37 Consequences of failure to comply with requirement to pay security for costs
  • (1) The Court may, on application, make an order striking out an appeal if security for costs is not paid by the time payment is due.

    (2) The appellant may not apply for the allocation of a hearing date under rule 38(1) if the appellant is in default of any obligation to pay security for costs.

38 Allocation of hearing date
  • (1) A party may, at any time, apply to the Registrar for the allocation of a hearing date.

    (2) Subclause (1) is subject to rule 37(2).

    (3) The party applying to the Registrar for the allocation of a hearing date (the applicant) must, at the same time, supply to the Registrar—

    • (a) a copy of the decision appealed against, unless the case on appeal has already been filed or is being simultaneously filed; and

    • (b) written advice of the estimated time of hearing, which must be expressed as follows:

      • (i) 1 hour or less:

      • (ii) 2 hours or less:

      • (iii) one day (4.5 hours):

      • (iv) more than 1 day (specifying number of days); and

    • (c) if applicable, a request for the appeal to be heard by a Court of 5 Judges, giving reasons for that request.

    (4) The applicant must promptly serve the other party with a copy of—

    • (a) the application under subclause (1); and

    • (b) any advice or request under subclause (3)(b) or (c).

    (5) The Registrar must—

    • (a) after consultation with the parties, allocate a hearing date; and

    • (b) give the parties written notification of that hearing date; and

    • (c) if a request was made under subclause (3)(c), advise whether the request was granted.

    (6) If an appeal is to be heard by a Court of 5 Judges, rules 40(1), 41(1), and 42(1) and (2) must be read as if the references to 4 copies were references to 6 copies.

    (7) This rule is subject to rule 43.

    Compare: SR 1997/180 r 12; SR 2004/199 r 32

39 Obligations of parties in preparing case on appeal
  • (1) The appellant must prepare the case on appeal in consultation with the respondent.

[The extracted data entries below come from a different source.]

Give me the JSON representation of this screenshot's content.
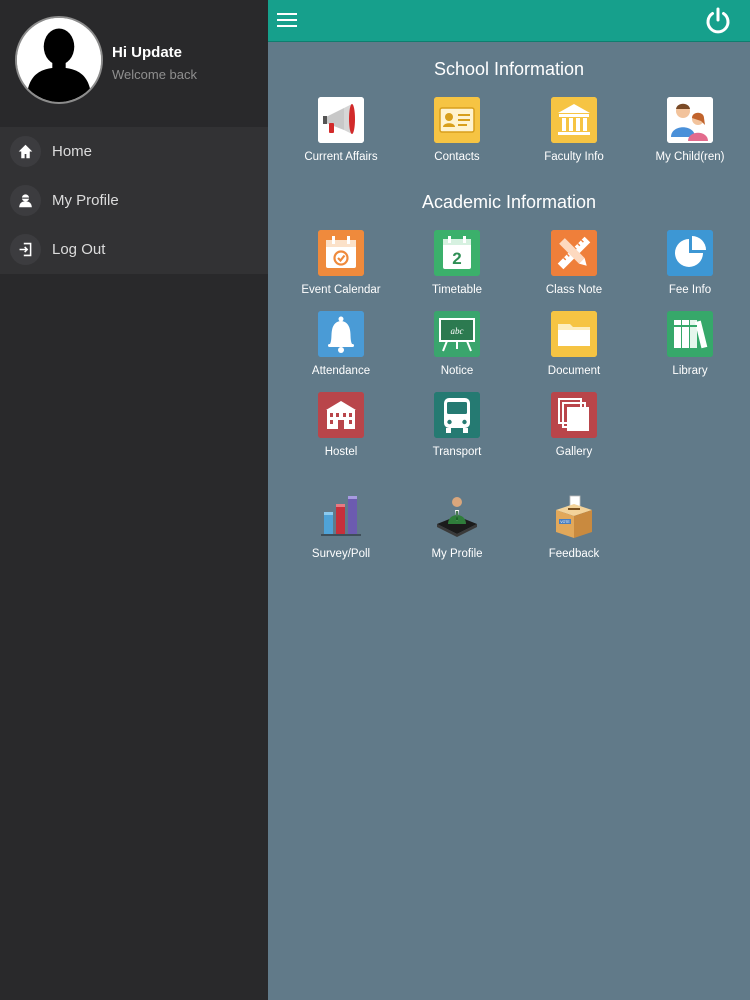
{
  "user": {
    "greeting": "Hi Update",
    "subtitle": "Welcome back"
  },
  "sidebar": {
    "items": [
      {
        "label": "Home",
        "icon": "home-icon"
      },
      {
        "label": "My Profile",
        "icon": "user-icon"
      },
      {
        "label": "Log Out",
        "icon": "logout-icon"
      }
    ]
  },
  "header": {
    "menu_icon": "hamburger-icon",
    "power_icon": "power-icon",
    "accent_color": "#16a08c"
  },
  "school_section": {
    "title": "School Information",
    "items": [
      {
        "label": "Current Affairs",
        "icon": "megaphone-icon",
        "color": "#ffffff"
      },
      {
        "label": "Contacts",
        "icon": "contact-card-icon",
        "color": "#f6c443"
      },
      {
        "label": "Faculty Info",
        "icon": "institution-icon",
        "color": "#f6c443"
      },
      {
        "label": "My Child(ren)",
        "icon": "children-icon",
        "color": "#ffffff"
      }
    ]
  },
  "academic_section": {
    "title": "Academic Information",
    "items": [
      {
        "label": "Event Calendar",
        "icon": "calendar-icon",
        "color": "#ef8a3c"
      },
      {
        "label": "Timetable",
        "icon": "timetable-icon",
        "color": "#3bb06b"
      },
      {
        "label": "Class Note",
        "icon": "pencil-ruler-icon",
        "color": "#ef7f3a"
      },
      {
        "label": "Fee Info",
        "icon": "pie-chart-icon",
        "color": "#3d97d4"
      },
      {
        "label": "Attendance",
        "icon": "bell-icon",
        "color": "#4a9bd6"
      },
      {
        "label": "Notice",
        "icon": "chalkboard-icon",
        "color": "#3aa56d"
      },
      {
        "label": "Document",
        "icon": "folder-icon",
        "color": "#f6c443"
      },
      {
        "label": "Library",
        "icon": "books-icon",
        "color": "#36a86a"
      },
      {
        "label": "Hostel",
        "icon": "building-icon",
        "color": "#b9454a"
      },
      {
        "label": "Transport",
        "icon": "bus-icon",
        "color": "#257a72"
      },
      {
        "label": "Gallery",
        "icon": "gallery-icon",
        "color": "#b9454a"
      },
      {
        "label": "Survey/Poll",
        "icon": "bar-chart-icon",
        "color": "#617a89"
      },
      {
        "label": "My Profile",
        "icon": "businessman-icon",
        "color": "#617a89"
      },
      {
        "label": "Feedback",
        "icon": "ballot-box-icon",
        "color": "#617a89"
      }
    ]
  }
}
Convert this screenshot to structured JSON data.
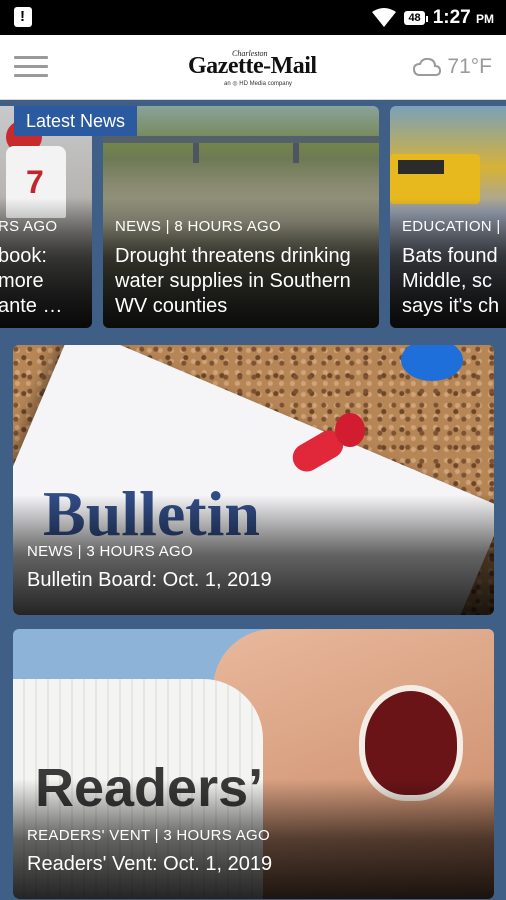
{
  "status_bar": {
    "battery": "48",
    "time": "1:27",
    "ampm": "PM"
  },
  "app_bar": {
    "logo_small": "Charleston",
    "logo_main": "Gazette-Mail",
    "logo_tag": "an ◎ HD Media company",
    "weather_temp": "71°F",
    "weather_icon": "cloud-icon"
  },
  "latest_news": {
    "label": "Latest News",
    "cards": [
      {
        "meta": "RS AGO",
        "title_lines": [
          "book:",
          "more",
          "ante …"
        ]
      },
      {
        "meta": "NEWS | 8 HOURS AGO",
        "title_lines": [
          "Drought threatens drinking",
          "water supplies in Southern",
          "WV counties"
        ]
      },
      {
        "meta": "EDUCATION |",
        "title_lines": [
          "Bats found",
          "Middle, sc",
          "says it's ch"
        ]
      }
    ]
  },
  "features": [
    {
      "meta": "NEWS | 3 HOURS AGO",
      "title": "Bulletin Board: Oct. 1, 2019",
      "image_word": "Bulletin"
    },
    {
      "meta": "READERS' VENT | 3 HOURS AGO",
      "title": "Readers' Vent: Oct. 1, 2019",
      "image_word": "Readers’"
    }
  ],
  "colors": {
    "background": "#3f5f86",
    "latest_label": "#2c5aa0"
  }
}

    (2) The parties may not include in the case on appeal any document that is not relevant to the grounds to be argued on the appeal.

    (3) The parties must endeavour to avoid the unnecessary duplication of documents.

    (4) If the parties do not agree on whether a document should be excluded, the document must be included but the fact of the disagreement must be noted and may be taken into account for the purpose of fixing costs.

    Compare: SR 2004/199 r 34

40 Filing and form of case on appeal
  • (1) The appellant must—

    • (a) file in the Registry 4 copies of the case on appeal; and

    • (b) as soon as practicable after complying with paragraph (a), serve a copy of the case on appeal on the other party.

    (2) The case on appeal must be filed on the earlier of—

    • (a) a date not later than 30 working days before the date allocated for the hearing of the appeal; or

    • (b) a date that is within 3 months after the appeal is brought.

    (3) The pages contained in a case on appeal must be A4 in size and every page must be numbered consecutively from volume to volume.

    (4) Each volume must—

    • (a) be bound by cloth binding or by a flexibinding or a spiral binding process; and

    • (b) be limited to a maximum of 250 pages; and

    • (c) have a title page as the cover showing—

      • (i) a heading; and

      • (ii) the names of the solicitors; and

      • (iii) the address for service of each party; and

    • (d) have a table of contents that—

      • (i) appears immediately after the title page; and

      • (ii) consists of a complete list of all documents contained in the case on appeal.

    (5) If there is more than 1 volume, there is to be a separate volume containing only—

    • (a) the notice of appeal or the order or orders of the court giving leave:

    • (b) the notice of cross-appeal (if any):

    • (c) the pleadings:

    • (d) all relevant decisions that have been made in the proceeding:

    • (e) any separate reasons for the decisions described in paragraph (d):

    • (f) all relevant orders made in the proceeding.

    (6) If the period commencing on 25 December in one year and ending on 15 January in the next year includes any days in the 3-month period calculated in accordance with subclause (2)(b), that 3-month period is extended by the number of those days.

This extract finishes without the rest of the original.